As housing convener, Kelly fronted the push. And he “definitely” feels pressure to get results. “There’s massive pressure on all the services,” he says. “I definitely feel the pressure to deliver on that because you see the issues with constituents on a weekly and daily basis, where people don’t have a suitable home to live in because of damp or mould, or they can’t afford their rent in private accommodation and they’re having to declare homelessness.
There's nothing they're saying that we're not doing
“The way the economy has gone, even people who were comfortable five or six years ago are feeling a real impact. It’s causing pressures throughout, from the extremes of poverty and homelessness right through to people who have considered themselves comfortably-off.”
There is no shortage of criticism of Glasgow’s handling of the problem, but Kelly says he has “never taken any of that personally, because I know we are doing everything we can do within the money and suite of powers we have”.
“There’s nothing they’re saying that we’re not doing,” he says of the critics.
It typically takes around 18 months for a CPO to complete, and it’s not always a successful process. The deals must be confirmed by ministers, and research by the SEHP found that disinterest by registered social landlords, whether on the grounds of property type, location or another factor, can stymie the process. It also noted that “many long-term empty homes that are a blight on communities or subject to environmental health problems may not be suitable as social or affordable housing”, meaning that a range of solutions must be used.
Still, Tahmina Nizam, SEHP national manager, is positive about the opportunities presented. “We know empty homes won’t solve the housing emergency on their own but bringing them back into use is an environmentally friendly and cost-effective way to meet housing needs, so it’s clear they have a significant role to play,” she said in the body’s recent report.
However, she said “strategic focus and sustained investment is needed if we’re to continue to build on the excellent work that’s already under way”. “Each empty home can change the life of an individual or family, but collectively they have the potential to transform Scotland’s housing landscape,” she went on.
Officers are currently trying to unlock the potential of five more homes in Glasgow through CPOs, with processes under way to get Scottish Government support.
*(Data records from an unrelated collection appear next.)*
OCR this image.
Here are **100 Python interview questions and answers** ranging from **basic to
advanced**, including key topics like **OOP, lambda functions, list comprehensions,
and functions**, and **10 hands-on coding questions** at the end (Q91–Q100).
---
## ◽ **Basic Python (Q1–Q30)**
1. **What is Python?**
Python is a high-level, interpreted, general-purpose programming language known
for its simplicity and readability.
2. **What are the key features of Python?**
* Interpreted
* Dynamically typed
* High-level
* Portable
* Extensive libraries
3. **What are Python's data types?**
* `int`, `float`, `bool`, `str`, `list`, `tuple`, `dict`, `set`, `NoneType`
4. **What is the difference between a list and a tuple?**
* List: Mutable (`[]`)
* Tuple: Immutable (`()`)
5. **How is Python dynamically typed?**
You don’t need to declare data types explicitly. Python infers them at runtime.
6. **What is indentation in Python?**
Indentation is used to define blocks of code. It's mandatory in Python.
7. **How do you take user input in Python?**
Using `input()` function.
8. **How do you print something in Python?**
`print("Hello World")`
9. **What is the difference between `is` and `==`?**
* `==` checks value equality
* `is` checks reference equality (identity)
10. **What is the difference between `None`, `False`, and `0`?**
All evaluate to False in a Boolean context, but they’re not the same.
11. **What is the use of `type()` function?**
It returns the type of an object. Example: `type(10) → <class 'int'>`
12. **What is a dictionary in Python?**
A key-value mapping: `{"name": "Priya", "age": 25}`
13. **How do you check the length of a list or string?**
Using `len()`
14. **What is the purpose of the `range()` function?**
They include a tenement flat in Cardonald which has caused water ingress damage to the businesses beneath it, and fire-damaged homes in Dennistoun which have been neglected for around a decade. Those third-floor properties have become a “blight” on neighbouring homes, the council said, and – subject to approval by ministers – Milnbank Housing Association is ready to take them on for homeless accommodation.
Work on the Lion Chambers isn’t at that level yet. But Kelly and his team believe targeting disused commercial property in the city centre provides yet more potential for transformation. “We’re looking for housing-led solutions”, he says of efforts to address pressures in the city, and the council is working with the Glasgow Building Preservation Trust to chart a way forward.
If it is to happen, it will require patient and detailed graft, not least in tracking down the various owners of the eight-floor premises. A feasibility study is under way. Success will take, Kelly says, “a big chunk of money” to bring the place up to modern standards. “We are working through it,” he says.